Five FCC commissioners voted in two thousand-thirteenth on a proposal to kick-start a conversation about what the agency could do to combat the problem, but that effort never advanced.

"The status quo isn't acceptable," said Pai, who in Oct visited a GA prison to memorise about issues there. "We owe it to all Americans ... to obtain the job done."

The cellphone industry says jamming can interfere with emergency communications and legitimate cellphone utilize nearby. They advocate other, potentially more expensive technology they declare can be more precise but has seen only limited use.

"When we consider these proposals, we've to also consider the negative consequences of them," said Gerard Keegan of CTIA, a wireless industry trade association, reading an article about people living close a Honduran prison who can't utilize their own cellphones because of jamming. "We wish to work cooperatively."

Central to Wednesday'south hearing was testimony of Robert Johnson, who in two thousand-tenth was shot six times exterior his Sumter home. Johnson, who then oversaw anti-contraband efforts at Lee Correctional Institution, a maximum-security prison, survived, has endured more than a dozen surgeries and is now retired.

Authorities have said Johnson was the first U. S. corrections officer harmed by a hit ordered from an inmate'south illegal cellphone. He's become an advocate for pushing authorities to authorize prisons to utilize jamming technology.

"If the SC Dept of Corrections had been able to obstruct cellphone signals, my ordeal wouldn't have happened," Johnson said Wednesday. "Why are we allowing inmates to continue to damage people?"
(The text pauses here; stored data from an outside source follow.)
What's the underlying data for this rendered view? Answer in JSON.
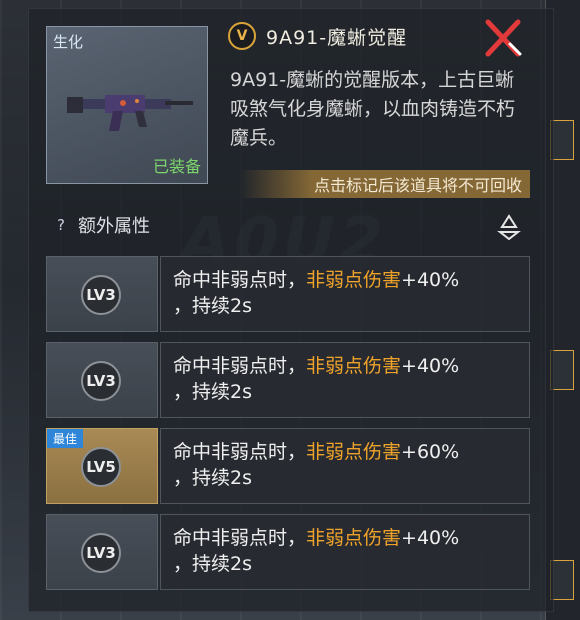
{
  "weapon": {
    "tag": "生化",
    "status": "已装备",
    "title": "9A91-魔蜥觉醒",
    "rank_icon": "V",
    "description": "9A91-魔蜥的觉醒版本，上古巨蜥吸煞气化身魔蜥，以血肉铸造不朽魔兵。"
  },
  "warning": "点击标记后该道具将不可回收",
  "extra": {
    "title": "额外属性",
    "help_icon": "?"
  },
  "attributes": [
    {
      "level": "LV3",
      "best": false,
      "pre": "命中非弱点时，",
      "highlight": "非弱点伤害",
      "value": "+40%",
      "line2": "，持续2s"
    },
    {
      "level": "LV3",
      "best": false,
      "pre": "命中非弱点时，",
      "highlight": "非弱点伤害",
      "value": "+40%",
      "line2": "，持续2s"
    },
    {
      "level": "LV5",
      "best": true,
      "best_label": "最佳",
      "pre": "命中非弱点时，",
      "highlight": "非弱点伤害",
      "value": "+60%",
      "line2": "，持续2s"
    },
    {
      "level": "LV3",
      "best": false,
      "pre": "命中非弱点时，",
      "highlight": "非弱点伤害",
      "value": "+40%",
      "line2": "，持续2s"
    }
  ],
  "colors": {
    "highlight": "#f0a32a",
    "equipped": "#7cd66a",
    "best_tag": "#2f86d8",
    "close": "#e23a3a"
  }
}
Earlier Wednesday, Stirling led Pai on a tour of Lee, which executive declare is among the state'south most risky prisons. In recent years, there have been two large insurrections, including one in which an inmate overpowered a guard and used his keys to free others from their cells in a six-hour standoff. Two officers were stabbed during a fight last year.

Walking the facility'south halls with Stirling, Pai met wardens and officers who told him of threats they've experienced because of inmates' skill to have unfettered, unmonitored cellphone conversations. One associate warden said he intentionally took different routes home, more than an hr away, after an inmate using a cellphone threatened his family. Another said one of his children had moved out of state because of fear after an inmate used a phone to see up his family details and track him down.
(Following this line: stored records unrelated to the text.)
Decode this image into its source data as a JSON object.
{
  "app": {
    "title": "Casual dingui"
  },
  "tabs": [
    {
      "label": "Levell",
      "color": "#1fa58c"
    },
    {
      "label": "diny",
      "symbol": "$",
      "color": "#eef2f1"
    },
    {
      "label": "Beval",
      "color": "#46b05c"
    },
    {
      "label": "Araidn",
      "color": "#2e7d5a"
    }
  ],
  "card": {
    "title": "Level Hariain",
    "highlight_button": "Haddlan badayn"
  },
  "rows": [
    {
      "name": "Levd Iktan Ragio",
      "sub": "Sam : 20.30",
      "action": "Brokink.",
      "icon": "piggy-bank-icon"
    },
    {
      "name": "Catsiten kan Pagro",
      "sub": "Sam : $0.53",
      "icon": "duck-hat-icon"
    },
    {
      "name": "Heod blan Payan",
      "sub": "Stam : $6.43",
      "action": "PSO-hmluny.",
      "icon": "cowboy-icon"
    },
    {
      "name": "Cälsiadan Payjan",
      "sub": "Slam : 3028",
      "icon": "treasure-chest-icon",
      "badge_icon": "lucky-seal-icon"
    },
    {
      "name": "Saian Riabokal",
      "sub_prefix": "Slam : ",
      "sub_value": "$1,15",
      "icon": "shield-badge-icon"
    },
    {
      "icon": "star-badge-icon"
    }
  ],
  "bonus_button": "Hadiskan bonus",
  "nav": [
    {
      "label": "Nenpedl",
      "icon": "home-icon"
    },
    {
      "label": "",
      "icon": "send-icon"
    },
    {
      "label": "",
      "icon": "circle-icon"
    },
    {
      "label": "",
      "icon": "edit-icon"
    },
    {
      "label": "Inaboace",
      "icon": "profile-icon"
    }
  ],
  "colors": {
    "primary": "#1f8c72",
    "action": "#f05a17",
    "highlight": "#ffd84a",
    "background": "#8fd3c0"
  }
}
"It'south just a fixed battle," Stirling told Pai, as they examined a display of hundreds of cellphones and other contraband seized in a single raid. "We are desperate."

READ ALSO
NY Jets receiver testifies at civil assault trial

NY Jets receiver testifies at civil assault trial

Brandon Marshall testified briefly Wednesday after a CA woman accused him of punching her in the face exterior the club in March two thousand twelve.

58
Driver, nine students damage in MD school bus crash

Driver, nine students damage in MD school bus crash

The crash unfolded close Hereford High School in Parkton, some thirty miles N of the city. There were forty-three people were on the Baltimore County school bus at the time of the crash, according to Fox forty-five.

87
Harvard unveils plaque committed to slaves who lived, worked there

Harvard unveils plaque committed to slaves who lived, worked there

The slate plaque was placed on Wadsworth House. The building served as the official residence of Harvard’s presidents until one thousand eight hundred forty-nine.

64
Ct to hear case of teen who sent texts urging suicide

Ct to hear case of teen who sent texts urging suicide

Michelle Carter is awaiting trial in the two thousand fourteen death of Conrad Roy III. Carter'south lawyers are appealing a juvenile judge'south decision denying their motion to dismiss the charges.